Пение мамы лучше идеальной песни с диска

— Я читала, что музыкальные терапевты помогают даже женщинам в родах и после. Как это выглядит, и для чего это вообще нужно?

— Во-первых, в Америке немножко другая система работы с роженицами: если не делается кесарево, в палату могут прийти хоть 5 человек, абсолютно любых, чтобы быть с роженицей. И музыкальный терапевт (который в этом случае, как правило, еще и сертифицированная доула) может там находиться. Во время родов есть несколько фаз, которые требуют разного: в начальной фазе женщине нужно успокоиться, отдохнуть, во время второй – фокусироваться на ритмичности схваток, в третьей – собраться с силами, и так далее. Музыкальный терапевт заранее работает с будущей мамой для того, чтобы подобрать музыку для каждой фазы родов.

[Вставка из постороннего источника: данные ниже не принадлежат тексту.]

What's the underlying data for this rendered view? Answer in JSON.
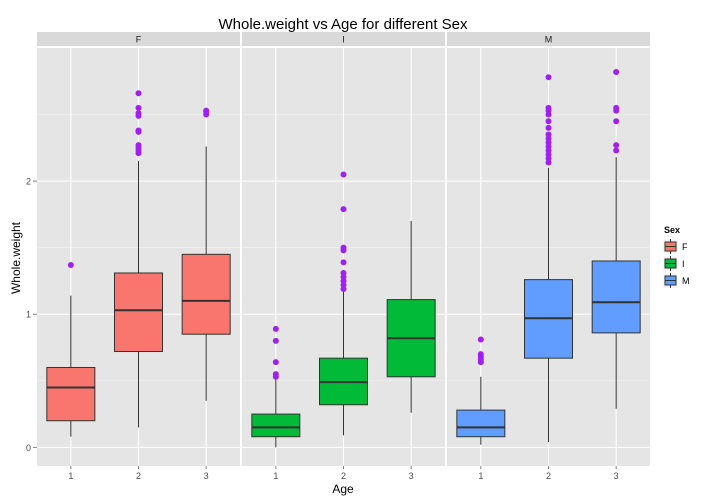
{
  "chart_data": {
    "type": "box",
    "title": "Whole.weight vs Age for different Sex",
    "xlabel": "Age",
    "ylabel": "Whole.weight",
    "ylim": [
      -0.14,
      3.0
    ],
    "y_ticks": [
      0,
      1,
      2
    ],
    "x_categories": [
      "1",
      "2",
      "3"
    ],
    "grid": true,
    "legend": {
      "title": "Sex",
      "position": "right",
      "entries": [
        {
          "label": "F",
          "color": "#F8766D"
        },
        {
          "label": "I",
          "color": "#00BA38"
        },
        {
          "label": "M",
          "color": "#619CFF"
        }
      ]
    },
    "outlier_color": "#A020F0",
    "panels": [
      {
        "label": "F",
        "color": "#F8766D",
        "boxes": [
          {
            "x": "1",
            "lower": 0.08,
            "q1": 0.2,
            "median": 0.45,
            "q3": 0.6,
            "upper": 1.14,
            "outliers": [
              1.37
            ]
          },
          {
            "x": "2",
            "lower": 0.15,
            "q1": 0.72,
            "median": 1.03,
            "q3": 1.31,
            "upper": 2.15,
            "outliers": [
              2.21,
              2.23,
              2.25,
              2.27,
              2.37,
              2.38,
              2.49,
              2.51,
              2.55,
              2.66
            ]
          },
          {
            "x": "3",
            "lower": 0.35,
            "q1": 0.85,
            "median": 1.1,
            "q3": 1.45,
            "upper": 2.26,
            "outliers": [
              2.5,
              2.52,
              2.53
            ]
          }
        ]
      },
      {
        "label": "I",
        "color": "#00BA38",
        "boxes": [
          {
            "x": "1",
            "lower": 0.0,
            "q1": 0.08,
            "median": 0.15,
            "q3": 0.25,
            "upper": 0.51,
            "outliers": [
              0.53,
              0.55,
              0.64,
              0.8,
              0.89
            ]
          },
          {
            "x": "2",
            "lower": 0.09,
            "q1": 0.32,
            "median": 0.49,
            "q3": 0.67,
            "upper": 1.17,
            "outliers": [
              1.19,
              1.22,
              1.25,
              1.28,
              1.31,
              1.39,
              1.48,
              1.5,
              1.79,
              2.05
            ]
          },
          {
            "x": "3",
            "lower": 0.26,
            "q1": 0.53,
            "median": 0.82,
            "q3": 1.11,
            "upper": 1.7,
            "outliers": []
          }
        ]
      },
      {
        "label": "M",
        "color": "#619CFF",
        "boxes": [
          {
            "x": "1",
            "lower": 0.02,
            "q1": 0.08,
            "median": 0.15,
            "q3": 0.28,
            "upper": 0.53,
            "outliers": [
              0.64,
              0.66,
              0.68,
              0.7,
              0.81
            ]
          },
          {
            "x": "2",
            "lower": 0.04,
            "q1": 0.67,
            "median": 0.97,
            "q3": 1.26,
            "upper": 2.1,
            "outliers": [
              2.14,
              2.17,
              2.2,
              2.23,
              2.26,
              2.29,
              2.32,
              2.35,
              2.4,
              2.45,
              2.5,
              2.53,
              2.55,
              2.78
            ]
          },
          {
            "x": "3",
            "lower": 0.29,
            "q1": 0.86,
            "median": 1.09,
            "q3": 1.4,
            "upper": 2.18,
            "outliers": [
              2.23,
              2.27,
              2.45,
              2.53,
              2.55,
              2.82
            ]
          }
        ]
      }
    ]
  }
}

Есть еще перинатальная интенсивная терапия, когда малыш оказывается в критической ситуации: он не с мамой, не дома, а в кювезе, окутанный трубками, и маму не всегда туда пускают. Так вот существуют данные, что ребенок в неонатальной терапии, которому помогают музыкальной терапией, выписывается в среднем на 11 дней быстрее, чем другие дети.

— Ему дают слушать музыку?

— Формы могут быть разными: есть школа Джейн Стэндли во Флориде, она разработала техническое решение, когда малышу дается, например, такая соска, к которой подключены проводки — как только он начинает сосать, он слышит спокойную музыку или записанный мамин голос. Есть Нью-Йоркская школа Джоан Лоэви: она разработала методику, позволяющую имитировать звуки утробы при помощи музыкальных инструментов. Кроме того, она широко использует колыбельные – в том числе и для того, чтобы улучшить психоэмоциональное состояние родителей в этой непростой ситуации.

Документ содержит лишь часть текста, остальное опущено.